Micrococcal nuclease | |
Ec Number: | 3.1.31.1 |
Cas Number: | 9013-53-0 |
Organism: | Staphylococcus aureus |
Uniprot: | P00644 |
Thermonuclease | |
Symbol: | nuc |
Micrococcal nuclease (S7 Nuclease, MNase, spleen endonuclease, thermonuclease, nuclease T, micrococcal endonuclease, nuclease T, staphylococcal nuclease, spleen phosphodiesterase, Staphylococcus aureus nuclease, Staphylococcus aureus nuclease B, ribonucleate (deoxynucleate) 3'-nucleotidohydrolase) is an endo-exonuclease that preferentially digests single-stranded nucleic acids. The rate of cleavage is 30 times greater at the 5' side of A or T than at G or C and results in the production of mononucleotides and oligonucleotides with terminal 3'-phosphates. The enzyme is also active against double-stranded DNA and RNA and all sequences will be ultimately cleaved.
The enzyme has a molecular weight of 16.9kDa.
The pH optimum is reported as 9.2. The enzyme activity is strictly dependent on Ca2+ and the pH optimum varies according to Ca2+ concentration.[1] The enzyme is therefore easily inactivated by EGTA.
This enzyme is the extracellular nuclease of Staphylococcus aureus. Two strains, V8 and Foggi, yield almost identical enzymes.[2] A common source is E.coli cells carrying a cloned nuc gene encoding Staphylococcus aureus extracellular nuclease (micrococcal nuclease).

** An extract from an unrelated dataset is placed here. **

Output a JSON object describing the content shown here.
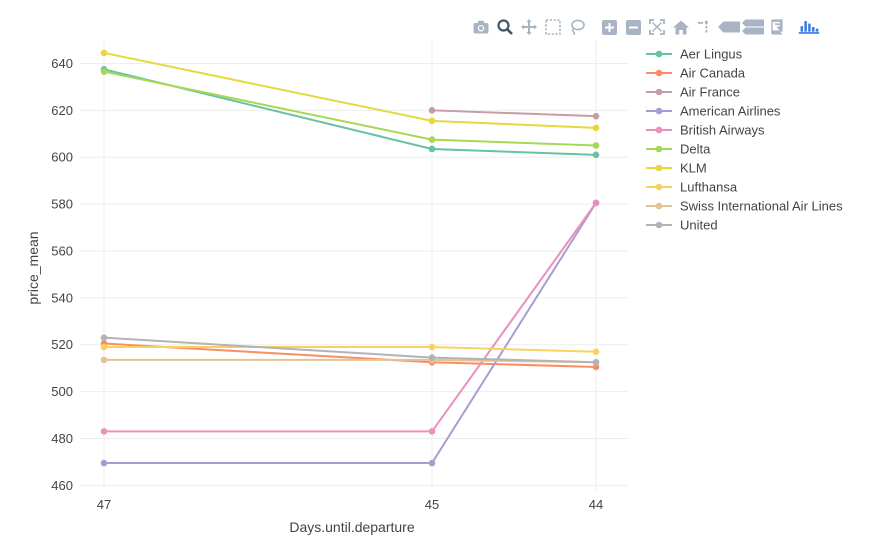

The 3-dimensional structure of micrococcal nuclease (then called Staphyloccal nuclease) was solved very early in the history of protein crystallography, in 1969,[3] deposited as now-obsolete Protein Data Bank file 1SNS. Higher-resolution, more recent crystal structures are available for the apo form as Protein Data Bank file 1SNO: http://www.rcsb.org/pdb/explore/explore.do?structureId=1SNO and for the thymidine-diphosphate-inhibited form as Protein Data Bank file 3H6M: http://www.rcsb.org/pdb/explore/explore.do?structureId=3H6M or 1SNC: http://www.rcsb.org/pdb/explore/explore.do?structureId=1SNC. As seen in the ribbon diagram above, the nuclease molecule has 3 long alpha helices and a 5-stranded, barrel-shaped beta sheet, in an arrangement known as the OB-fold (for oligonucleotide-binding fold) as classified in the SCOP database.